Recently many studies are exploring interesting connections between the brain and gut. It’s been said that the amount of serotonin, which plays a critical role in affective disorders, is much bigger in the gut than the brain. Researchers are using zebrafish and mice to determine specific pathways between the two. It’d be interesting to learn how our guts “think and feel” together with our brain, to make sense out of the world.
We, Eastern Asian folks, sound like we had some peculiar understanding of “the gut as the most vital, thinking organ” in history. In the “harakiri” ritual Japanese didn’t give a damn to the brain but aimed the person’s gut first and foremost. That was believed to be the central system of the whole body so we had to cut its connection first. Sure we chopped off the head, too, but it was more or less additional act, to make the body be more “dead as a stone.” To make somebody cut his own connection to his whole existence is such a humiliation.
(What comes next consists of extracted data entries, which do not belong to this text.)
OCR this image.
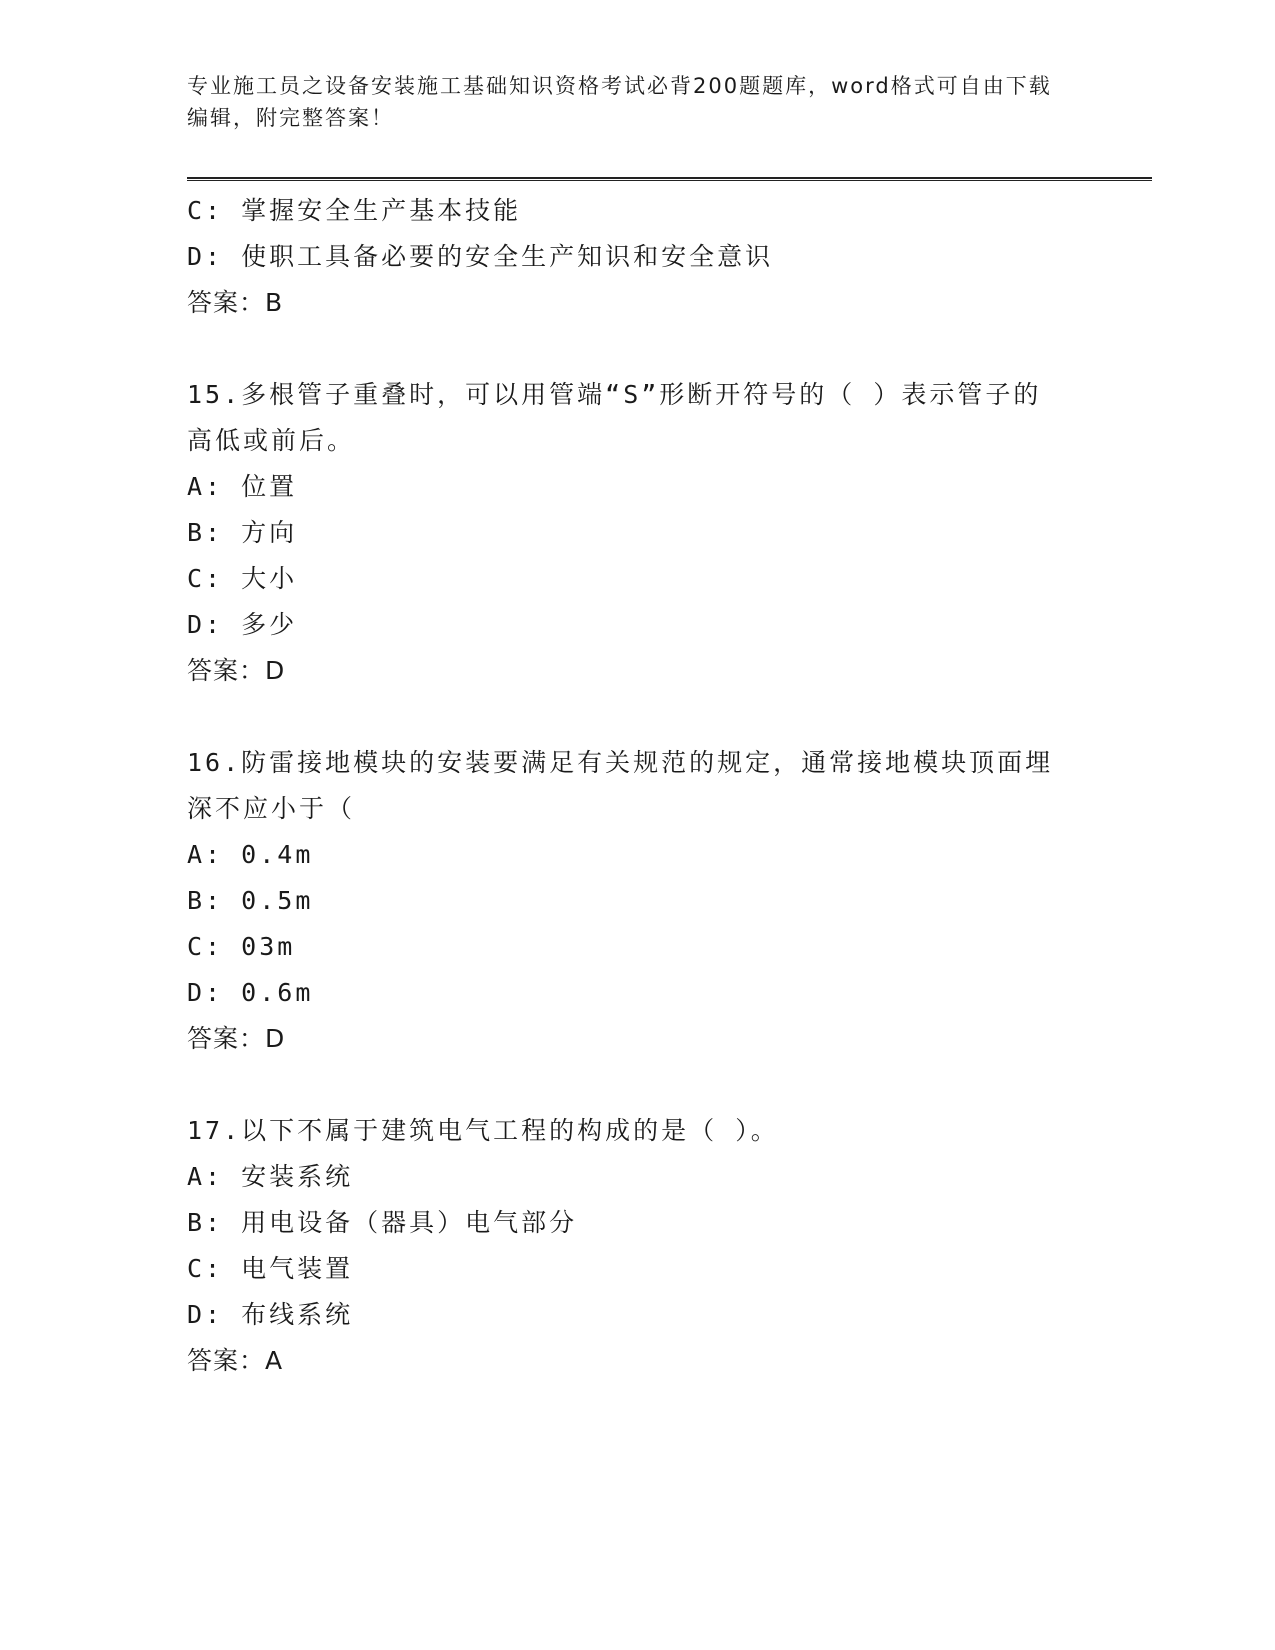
专业施工员之设备安装施工基础知识资格考试必背200题题库，word格式可自由下载编辑，附完整答案！
C: 掌握安全生产基本技能
D: 使职工具备必要的安全生产知识和安全意识
答案：B
15.多根管子重叠时，可以用管端“S”形断开符号的（ ）表示管子的
高低或前后。
A: 位置
B: 方向
C: 大小
D: 多少
答案：D
16.防雷接地模块的安装要满足有关规范的规定，通常接地模块顶面埋
深不应小于（
A: 0.4m
B: 0.5m
C: 03m
D: 0.6m
答案：D
17.以下不属于建筑电气工程的构成的是（ ）。
A: 安装系统
B: 用电设备（器具）电气部分
C: 电气装置
D: 布线系统
答案：A
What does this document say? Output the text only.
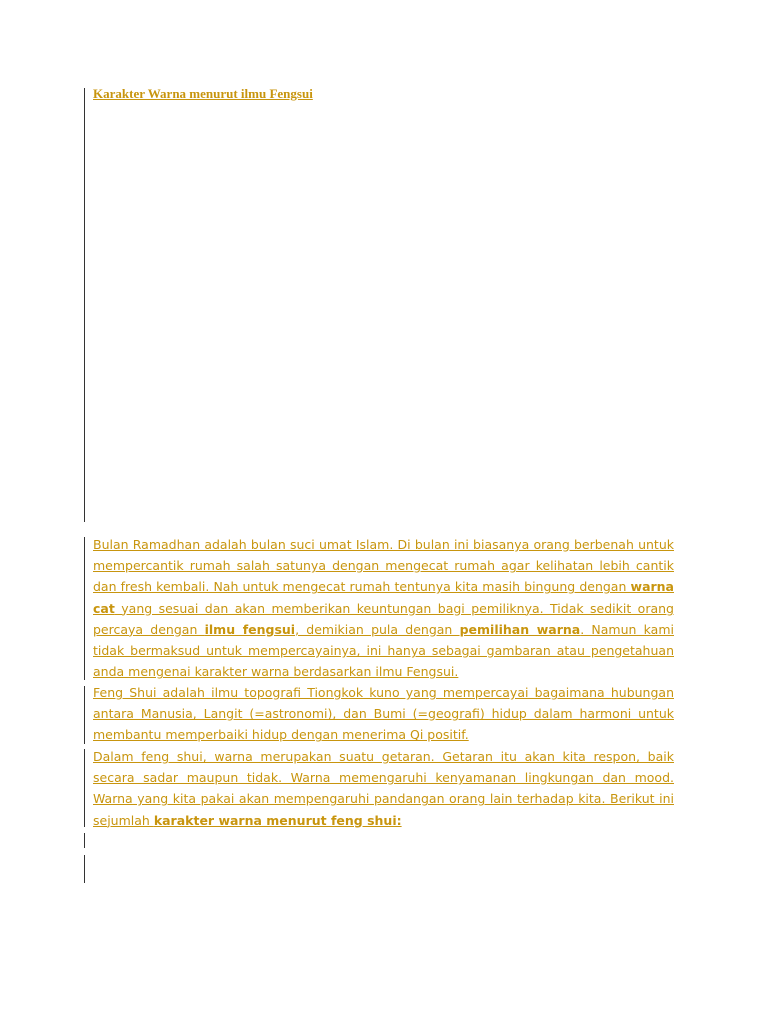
Karakter Warna menurut ilmu Fengsui

Bulan Ramadhan adalah bulan suci umat Islam. Di bulan ini biasanya orang berbenah untuk mempercantik rumah salah satunya dengan mengecat rumah agar kelihatan lebih cantik dan fresh kembali. Nah untuk mengecat rumah tentunya kita masih bingung dengan warna cat yang sesuai dan akan memberikan keuntungan bagi pemiliknya. Tidak sedikit orang percaya dengan ilmu fengsui, demikian pula dengan pemilihan warna. Namun kami tidak bermaksud untuk mempercayainya, ini hanya sebagai gambaran atau pengetahuan anda mengenai karakter warna berdasarkan ilmu Fengsui.

Feng Shui adalah ilmu topografi Tiongkok kuno yang mempercayai bagaimana hubungan antara Manusia, Langit (=astronomi), dan Bumi (=geografi) hidup dalam harmoni untuk membantu memperbaiki hidup dengan menerima Qi positif.

Dalam feng shui, warna merupakan suatu getaran. Getaran itu akan kita respon, baik secara sadar maupun tidak. Warna memengaruhi kenyamanan lingkungan dan mood. Warna yang kita pakai akan mempengaruhi pandangan orang lain terhadap kita. Berikut ini sejumlah karakter warna menurut feng shui:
In the meditation tradition, which originated way back in ancient India, we focus on our guts again, while trying to forget our brain, which stupidly gets confused by too much information in and out, ending up with illusions and sufferings in the world. Letting go of your thoughts and reactions to the thoughts and feelings is the key. In Chinese martial arts traditions, too, especially in the Northern Style, you find the qi focus, which is believed to come from the gut, not the brain. And it’s your gut, they believe, that lets you “feel not think” to beat your opponents.
We don’t “trust” in the brain. It’s an organ of confusion and deception, although it’s useful to make sense out of this mundane world. We just felt it. Why? Not sure. It could be just a “gut feeling.”